Featured this week is an insightful Vox interview with the self-appointed spokesperson for antifa, who seeks to dispel some of the myths around the group. And from The Atlantic comes a look at how cell phones are leading adolescents to the brink of a mental-health crisis.
“White supremacists are more afraid of us than we are of them.”
(Vox) Since the events in Charlottesville a few weeks ago, Daryle Jenkins has emerged as an unofficial, self-appointed spokesperson for antifa. One of his main goals is to dispel some of the myths around the group, and in this Vox interview, he does that. A 49-year-old African American, Jenkins served as a police officer in the Air Force. When asked if antifa endorses violence, he replies, “It’s not a central component of what we do, and it’s definitely not the only thing we do. It’s not preferred or even the first option.”
For the past 17 years, Jenkins has traveled around the country, pestering white supremacist groups. He shows up at their rallies, films them, takes their pictures, and exposes them publicly. “I show who these people are, what they do, and what they believe,” he says.

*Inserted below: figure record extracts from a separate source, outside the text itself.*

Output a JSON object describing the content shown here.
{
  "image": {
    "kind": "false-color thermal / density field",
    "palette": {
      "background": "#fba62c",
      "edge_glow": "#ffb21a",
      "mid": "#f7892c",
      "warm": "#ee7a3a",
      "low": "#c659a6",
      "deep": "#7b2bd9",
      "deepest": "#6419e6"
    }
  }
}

Jenkins is also known for trying to engage with the other side. “You have to recognize that these people are still human, and a lot of them have all kinds of baggage. I try to reach out when I can….But at the end of the day, these people are trying to hurt others and that comes first. That’s…what we have to stop, no matter what it takes. If I can help turn any of these people around, great. If not, I’ll see them in the streets.”

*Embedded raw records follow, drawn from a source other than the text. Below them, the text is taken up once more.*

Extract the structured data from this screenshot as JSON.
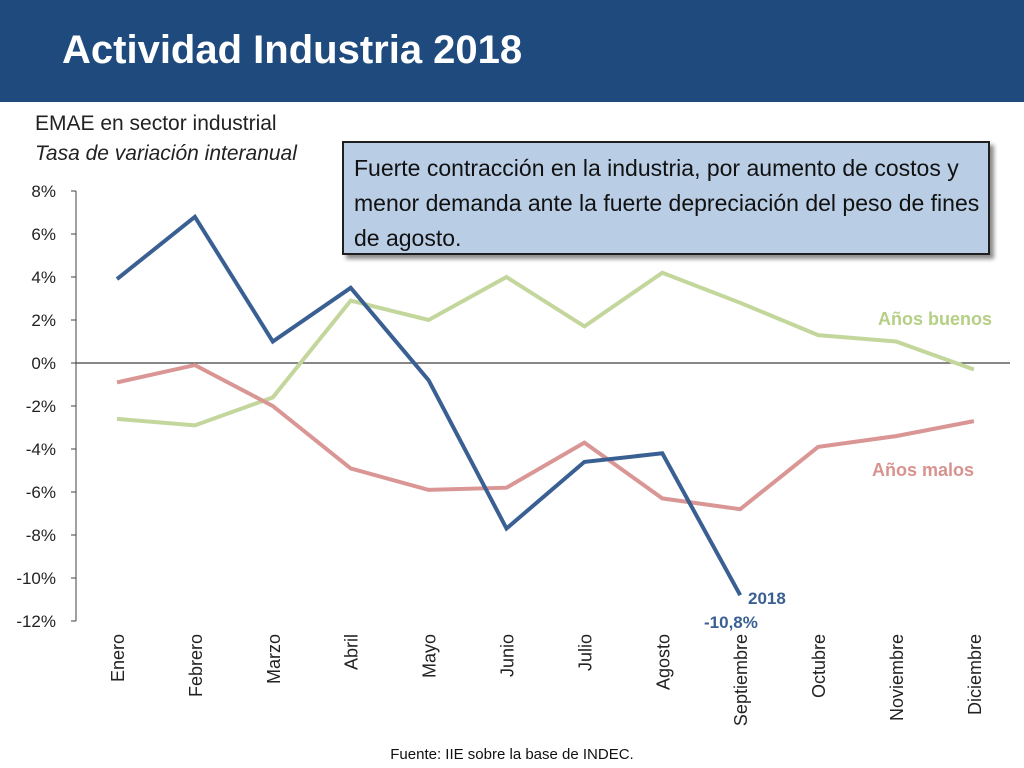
{
  "header": {
    "title": "Actividad Industria 2018"
  },
  "subtitle": {
    "line1": "EMAE en sector industrial",
    "line2": "Tasa de variación interanual"
  },
  "callout": {
    "text": "Fuerte contracción en la industria, por aumento de costos y menor demanda ante la fuerte depreciación del peso de fines de agosto."
  },
  "source": "Fuente: IIE sobre la base de INDEC.",
  "colors": {
    "header": "#1f4a7e",
    "series_2018": "#3a5f92",
    "series_buenos": "#c3d69b",
    "series_malos": "#d99694",
    "label_buenos": "#b5cf85",
    "label_malos": "#d8938f",
    "label_2018": "#3a5f92"
  },
  "chart_data": {
    "type": "line",
    "categories": [
      "Enero",
      "Febrero",
      "Marzo",
      "Abril",
      "Mayo",
      "Junio",
      "Julio",
      "Agosto",
      "Septiembre",
      "Octubre",
      "Noviembre",
      "Diciembre"
    ],
    "ylim": [
      -12,
      8
    ],
    "yticks": [
      "8%",
      "6%",
      "4%",
      "2%",
      "0%",
      "-2%",
      "-4%",
      "-6%",
      "-8%",
      "-10%",
      "-12%"
    ],
    "ytick_values": [
      8,
      6,
      4,
      2,
      0,
      -2,
      -4,
      -6,
      -8,
      -10,
      -12
    ],
    "series": [
      {
        "name": "Años  buenos",
        "key": "buenos",
        "values": [
          -2.6,
          -2.9,
          -1.6,
          2.9,
          2.0,
          4.0,
          1.7,
          4.2,
          2.8,
          1.3,
          1.0,
          -0.3
        ]
      },
      {
        "name": "Años malos",
        "key": "malos",
        "values": [
          -0.9,
          -0.1,
          -2.0,
          -4.9,
          -5.9,
          -5.8,
          -3.7,
          -6.3,
          -6.8,
          -3.9,
          -3.4,
          -2.7
        ]
      },
      {
        "name": "2018",
        "key": "2018",
        "values": [
          3.9,
          6.8,
          1.0,
          3.5,
          -0.8,
          -7.7,
          -4.6,
          -4.2,
          -10.8,
          null,
          null,
          null
        ]
      }
    ],
    "annotations": {
      "last_value_2018": "-10,8%"
    },
    "grid": false,
    "legend": "inline labels"
  }
}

Jenkins believes cooler heads will prevail. “My response to critics is simple: If you think what antifa is doing is wrong, then you stand up and do what’s right.” He adds, “If you don’t think we have the answer, then you better be putting the solution into motion. You can’t be an armchair quarterback on this. You’ve got to do something.”
Have smartphones destroyed a generation?
(The Atlantic) More comfortable online than out partying, post-Millennials—also called iGen—are physically safer than adolescents have ever been. But, according to author and psychologist Jean Twenge, they’re on the brink of a mental-health crisis. And much of this deterioration can be traced to the teens’ phones.
Citing an annual survey of adolescents that started in 1975, Twenge says that, without exception, cellphone and tablet activities are linked to less happiness. Teens who spend three hours a day or more on electronic devices are 35 percent more likely to have a risk factor for suicide. In fact, since 2007, the homicide rate among teens has declined, but the suicide rate has increased.
Twenge explains the connection between smartphones and the apparent psychological distress this generation is experiencing. While teen use of phones helps kids build bonds, social media also exacerbate the age-old teen concern about being left out. And the number of teens who feel left out has reached all-time highs.
Twenge concludes that the strong correlations between depression and smartphone use suggest that more parents should be telling their kids to put down their phone. The good news is that some teens have started telling themselves to do the same.